Sep 30, 2021 - Sale 2580

Sale 2580 - Lot 117

Price Realized: $ 875
?Final Price Realized includes Buyer’s Premium added to Hammer Price
Estimate: $ 700 - $ 1,000
(CONNECTICUT.) Class book for Yale University Class of 1859, inscribed by most of its members. 128 engravings, 2 lithographs, one photograph, and approximately 97 signed manuscript leaves, as follows: 3 engraved campus views (Yale College, Alumni Hall, and Library); 23 engravings of past and present presidents and faculty members, 5 with accompanying autograph leaves (President Theodore Woolsey and professors Chauncey Goodrich, William Larned, Noah Porter, and James Hadley); 100 engravings of Class of 1859 classmates (about 90 of them accompanied by autograph leaves) plus 3 autograph leaves for classmates without engravings; 2 engravings for Class of 1858 graduates; 3 engraved views of New Haven scenes; an albumen photograph of the Yale crew team; and two elaborate lithographs of Yale ceremonies. 4to, 11x 8 3/4 inches, original gilt pictorial morocco with portrait of Elihu Yale on front board and university seal on rear board, with spine title "Class Book, Yale, 1859", worn, front board detached; minor wear to contents; all edges gilt. New Haven, CT, 1859

Additional Details

This volume was the personal copy of class member Samuel Davis Page (1840-1921) of the Class of 1859, a Philadelphia native who later served as Assistant Treasurer of the United States. Many of the inscriptions are addressed to him, including his own satirical description, which he signs as "Your best friend or (it may be) your worst enemy." Page was captain of the crew team, which is discussed in many of the entries. Referring to this service, classmate Thomas Brainerd wrote "You have gained the foremost rank in the most distinguished navy in the world!" An original photograph of the six-man crew posed with their vessel appears near the end of the volume; it is attributed in one of the entries to well-known New Haven photographer Major Moulthrop.
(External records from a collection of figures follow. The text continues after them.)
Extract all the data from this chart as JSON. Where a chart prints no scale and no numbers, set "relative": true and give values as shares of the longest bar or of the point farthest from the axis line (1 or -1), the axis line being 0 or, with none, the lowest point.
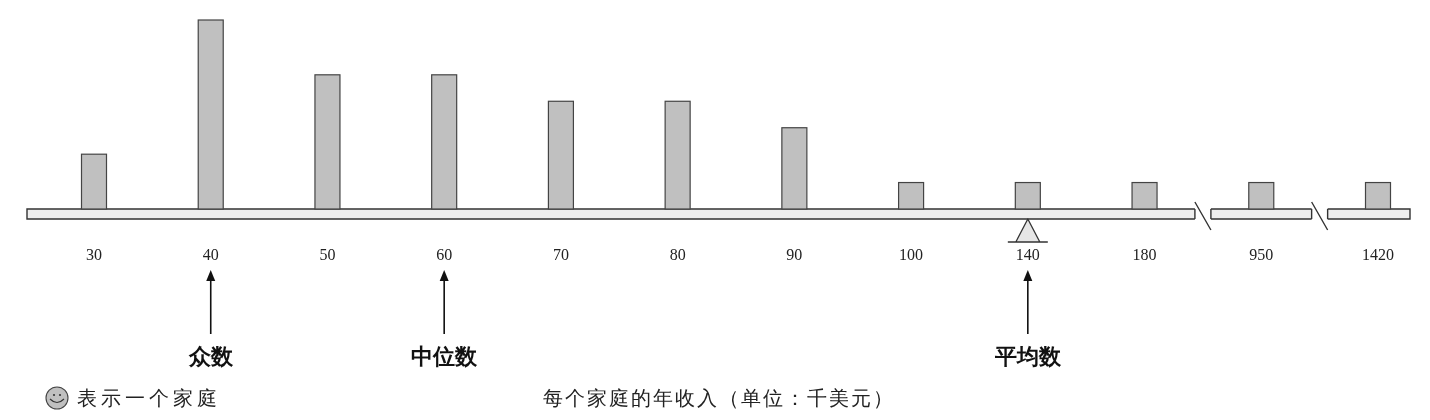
{
  "chart_data": {
    "type": "bar",
    "relative": true,
    "categories": [
      "30",
      "40",
      "50",
      "60",
      "70",
      "80",
      "90",
      "100",
      "140",
      "180",
      "950",
      "1420"
    ],
    "values": [
      0.29,
      1,
      0.71,
      0.71,
      0.57,
      0.57,
      0.43,
      0.14,
      0.14,
      0.14,
      0.14,
      0.14
    ],
    "color": "#c0c0c0",
    "annotations": [
      {
        "text": "众数",
        "x": "40"
      },
      {
        "text": "中位数",
        "x": "60"
      },
      {
        "text": "平均数",
        "x": "140"
      },
      "表示一个家庭",
      "每个家庭的年收入（单位：千美元）"
    ]
  }
}
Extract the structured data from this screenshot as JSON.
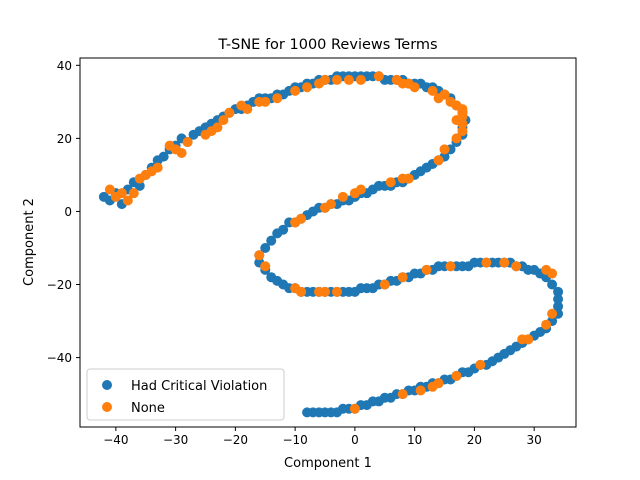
{
  "chart_data": {
    "type": "scatter",
    "title": "T-SNE for 1000 Reviews Terms",
    "xlabel": "Component 1",
    "ylabel": "Component 2",
    "xlim": [
      -46,
      37
    ],
    "ylim": [
      -59,
      42
    ],
    "xticks": [
      -40,
      -30,
      -20,
      -10,
      0,
      10,
      20,
      30
    ],
    "yticks": [
      -40,
      -20,
      0,
      20,
      40
    ],
    "grid": false,
    "legend_position": "lower-left",
    "colors": {
      "Had Critical Violation": "#1f77b4",
      "None": "#ff7f0e"
    },
    "series": [
      {
        "name": "Had Critical Violation",
        "points": [
          [
            -42,
            4
          ],
          [
            -41,
            3
          ],
          [
            -40,
            5
          ],
          [
            -39,
            2
          ],
          [
            -38,
            6
          ],
          [
            -37,
            8
          ],
          [
            -36,
            7
          ],
          [
            -35,
            10
          ],
          [
            -34,
            12
          ],
          [
            -33,
            14
          ],
          [
            -32,
            15
          ],
          [
            -31,
            17
          ],
          [
            -30,
            18
          ],
          [
            -29,
            20
          ],
          [
            -28,
            19
          ],
          [
            -27,
            21
          ],
          [
            -26,
            22
          ],
          [
            -25,
            23
          ],
          [
            -24,
            24
          ],
          [
            -23,
            25
          ],
          [
            -22,
            26
          ],
          [
            -21,
            27
          ],
          [
            -20,
            28
          ],
          [
            -19,
            28
          ],
          [
            -18,
            29
          ],
          [
            -17,
            30
          ],
          [
            -16,
            31
          ],
          [
            -15,
            31
          ],
          [
            -14,
            31
          ],
          [
            -13,
            32
          ],
          [
            -12,
            32
          ],
          [
            -11,
            33
          ],
          [
            -10,
            34
          ],
          [
            -9,
            34
          ],
          [
            -8,
            35
          ],
          [
            -7,
            35
          ],
          [
            -6,
            36
          ],
          [
            -5,
            36
          ],
          [
            -4,
            36
          ],
          [
            -3,
            37
          ],
          [
            -2,
            37
          ],
          [
            -1,
            37
          ],
          [
            0,
            37
          ],
          [
            1,
            37
          ],
          [
            2,
            37
          ],
          [
            3,
            37
          ],
          [
            4,
            37
          ],
          [
            5,
            36
          ],
          [
            6,
            36
          ],
          [
            7,
            36
          ],
          [
            8,
            36
          ],
          [
            9,
            35
          ],
          [
            10,
            35
          ],
          [
            11,
            35
          ],
          [
            12,
            34
          ],
          [
            13,
            34
          ],
          [
            14,
            33
          ],
          [
            15,
            32
          ],
          [
            16,
            31
          ],
          [
            17,
            29
          ],
          [
            18,
            27
          ],
          [
            18.5,
            25
          ],
          [
            18,
            23
          ],
          [
            18,
            21
          ],
          [
            17,
            19
          ],
          [
            16,
            17
          ],
          [
            15,
            15
          ],
          [
            14,
            14
          ],
          [
            13,
            13
          ],
          [
            12,
            12
          ],
          [
            11,
            11
          ],
          [
            10,
            10
          ],
          [
            9,
            9
          ],
          [
            8,
            8
          ],
          [
            7,
            8
          ],
          [
            6,
            7
          ],
          [
            5,
            7
          ],
          [
            4,
            7
          ],
          [
            3,
            6
          ],
          [
            2,
            5
          ],
          [
            1,
            5
          ],
          [
            0,
            4
          ],
          [
            -1,
            3
          ],
          [
            -2,
            3
          ],
          [
            -3,
            2
          ],
          [
            -4,
            2
          ],
          [
            -5,
            1
          ],
          [
            -6,
            1
          ],
          [
            -7,
            0
          ],
          [
            -8,
            -1
          ],
          [
            -9,
            -2
          ],
          [
            -10,
            -3
          ],
          [
            -11,
            -3
          ],
          [
            -12,
            -5
          ],
          [
            -13,
            -6
          ],
          [
            -14,
            -8
          ],
          [
            -15,
            -10
          ],
          [
            -16,
            -12
          ],
          [
            -16,
            -14
          ],
          [
            -15,
            -16
          ],
          [
            -14,
            -18
          ],
          [
            -13,
            -19
          ],
          [
            -12,
            -20
          ],
          [
            -11,
            -21
          ],
          [
            -10,
            -21
          ],
          [
            -9,
            -22
          ],
          [
            -8,
            -22
          ],
          [
            -7,
            -22
          ],
          [
            -6,
            -22
          ],
          [
            -5,
            -22
          ],
          [
            -4,
            -22
          ],
          [
            -3,
            -22
          ],
          [
            -2,
            -22
          ],
          [
            -1,
            -22
          ],
          [
            0,
            -22
          ],
          [
            1,
            -21
          ],
          [
            2,
            -21
          ],
          [
            3,
            -21
          ],
          [
            4,
            -20
          ],
          [
            5,
            -20
          ],
          [
            6,
            -19
          ],
          [
            7,
            -19
          ],
          [
            8,
            -18
          ],
          [
            9,
            -18
          ],
          [
            10,
            -17
          ],
          [
            11,
            -17
          ],
          [
            12,
            -16
          ],
          [
            13,
            -16
          ],
          [
            14,
            -15
          ],
          [
            15,
            -15
          ],
          [
            16,
            -15
          ],
          [
            17,
            -15
          ],
          [
            18,
            -15
          ],
          [
            19,
            -15
          ],
          [
            20,
            -14
          ],
          [
            21,
            -14
          ],
          [
            22,
            -14
          ],
          [
            23,
            -14
          ],
          [
            24,
            -14
          ],
          [
            25,
            -14
          ],
          [
            26,
            -14
          ],
          [
            27,
            -15
          ],
          [
            28,
            -15
          ],
          [
            29,
            -16
          ],
          [
            30,
            -16
          ],
          [
            31,
            -17
          ],
          [
            32,
            -18
          ],
          [
            33,
            -20
          ],
          [
            34,
            -22
          ],
          [
            34,
            -24
          ],
          [
            34,
            -26
          ],
          [
            34,
            -28
          ],
          [
            33,
            -30
          ],
          [
            32,
            -32
          ],
          [
            31,
            -33
          ],
          [
            30,
            -34
          ],
          [
            29,
            -35
          ],
          [
            28,
            -36
          ],
          [
            27,
            -37
          ],
          [
            26,
            -38
          ],
          [
            25,
            -39
          ],
          [
            24,
            -40
          ],
          [
            23,
            -41
          ],
          [
            22,
            -42
          ],
          [
            21,
            -42
          ],
          [
            20,
            -43
          ],
          [
            19,
            -44
          ],
          [
            18,
            -44
          ],
          [
            17,
            -45
          ],
          [
            16,
            -46
          ],
          [
            15,
            -46
          ],
          [
            14,
            -47
          ],
          [
            13,
            -47
          ],
          [
            12,
            -48
          ],
          [
            11,
            -48
          ],
          [
            10,
            -49
          ],
          [
            9,
            -49
          ],
          [
            8,
            -50
          ],
          [
            7,
            -50
          ],
          [
            6,
            -51
          ],
          [
            5,
            -51
          ],
          [
            4,
            -52
          ],
          [
            3,
            -52
          ],
          [
            2,
            -53
          ],
          [
            1,
            -53
          ],
          [
            0,
            -54
          ],
          [
            -1,
            -54
          ],
          [
            -2,
            -54
          ],
          [
            -3,
            -55
          ],
          [
            -4,
            -55
          ],
          [
            -5,
            -55
          ],
          [
            -6,
            -55
          ],
          [
            -7,
            -55
          ],
          [
            -8,
            -55
          ]
        ]
      },
      {
        "name": "None",
        "points": [
          [
            -41,
            6
          ],
          [
            -40,
            4
          ],
          [
            -39,
            5
          ],
          [
            -38,
            3
          ],
          [
            -37,
            5
          ],
          [
            -36,
            9
          ],
          [
            -35,
            10
          ],
          [
            -34,
            11
          ],
          [
            -33,
            12
          ],
          [
            -31,
            18
          ],
          [
            -30,
            17
          ],
          [
            -29,
            16
          ],
          [
            -28,
            19
          ],
          [
            -25,
            21
          ],
          [
            -24,
            22
          ],
          [
            -23,
            23
          ],
          [
            -22,
            25
          ],
          [
            -21,
            27
          ],
          [
            -19,
            29
          ],
          [
            -18,
            28
          ],
          [
            -16,
            30
          ],
          [
            -15,
            30
          ],
          [
            -13,
            31
          ],
          [
            -10,
            33
          ],
          [
            -8,
            34
          ],
          [
            -6,
            35
          ],
          [
            -5,
            36
          ],
          [
            -3,
            36
          ],
          [
            -1,
            36
          ],
          [
            1,
            36
          ],
          [
            4,
            37
          ],
          [
            7,
            36
          ],
          [
            8,
            35
          ],
          [
            9,
            35
          ],
          [
            10,
            34
          ],
          [
            13,
            33
          ],
          [
            14,
            31
          ],
          [
            15,
            32
          ],
          [
            16,
            30
          ],
          [
            17,
            29
          ],
          [
            18,
            28
          ],
          [
            18,
            27
          ],
          [
            18,
            26
          ],
          [
            17,
            25
          ],
          [
            18,
            24
          ],
          [
            18,
            22
          ],
          [
            17,
            20
          ],
          [
            15,
            17
          ],
          [
            14,
            14
          ],
          [
            9,
            9
          ],
          [
            8,
            9
          ],
          [
            6,
            8
          ],
          [
            1,
            6
          ],
          [
            0,
            5
          ],
          [
            -2,
            4
          ],
          [
            -4,
            2
          ],
          [
            -5,
            1
          ],
          [
            -9,
            -2
          ],
          [
            -10,
            -3
          ],
          [
            -16,
            -12
          ],
          [
            -15,
            -15
          ],
          [
            -10,
            -21
          ],
          [
            -9,
            -22
          ],
          [
            -6,
            -22
          ],
          [
            -5,
            -22
          ],
          [
            -3,
            -22
          ],
          [
            5,
            -20
          ],
          [
            8,
            -18
          ],
          [
            12,
            -16
          ],
          [
            16,
            -15
          ],
          [
            22,
            -14
          ],
          [
            25,
            -14
          ],
          [
            27,
            -15
          ],
          [
            32,
            -16
          ],
          [
            33,
            -17
          ],
          [
            33,
            -28
          ],
          [
            32,
            -31
          ],
          [
            29,
            -35
          ],
          [
            28,
            -35
          ],
          [
            21,
            -42
          ],
          [
            17,
            -45
          ],
          [
            14,
            -47
          ],
          [
            13,
            -48
          ],
          [
            11,
            -49
          ],
          [
            8,
            -50
          ],
          [
            0,
            -54
          ]
        ]
      }
    ]
  }
}
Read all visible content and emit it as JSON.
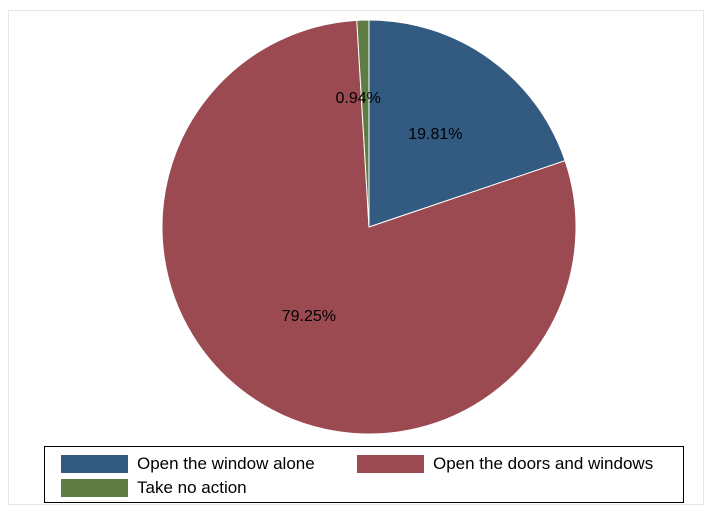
{
  "chart_data": {
    "type": "pie",
    "title": "",
    "slices": [
      {
        "label": "Open the window alone",
        "value": 19.81,
        "value_label": "19.81%",
        "color": "#335a80"
      },
      {
        "label": "Open the doors and windows",
        "value": 79.25,
        "value_label": "79.25%",
        "color": "#9b4a51"
      },
      {
        "label": "Take no action",
        "value": 0.94,
        "value_label": "0.94%",
        "color": "#5e7c43"
      }
    ],
    "legend_placement": "bottom",
    "start_angle": "12 o'clock, clockwise"
  }
}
Most members of the class, who were of prime fighting age for the Civil War, lived well-documented and eventful lives. A few examples who inscribed this book include the class valedictorian Lieutenant Edward Carrington Jr. (1838-1865), who survived many battles before dying on the battlefield in March 1865. Thomas C. Brainard ran a Union military hospital. Daniel Bowe and T. Edwin Ruggles both went to Port Royal, SC in 1862 to run cotton plantations under Union military rule. Hezekiah Watkins served under Sherman in the Atlanta campaign; his entry here waxes rhapsodically for four pages about the big victory over Harvard, and discusses the crew's group portrait featured at the end of the volume. Diodate Hannahs was killed with the 6th New York Cavalry at Williamsburg in 1862; his entry here quotes Tennyson's "Charge of the Light Brigade." On the other side were Robert A. Stiles of Kentucky, whose memoir of life as a Confederate officer was titled "Four Years under Marse Robert"; and Peter Vivian Daniel, who gave his life at Chickamauga as captain of the 5th Kentucky Infantry regiment.

Closing out the volume are two lithographs: "Yale, the Burial of Euclid," and "Initiation Yale Freshmen, Secret Societies," depicting outrageously costumed students above a pile of skulls and bones.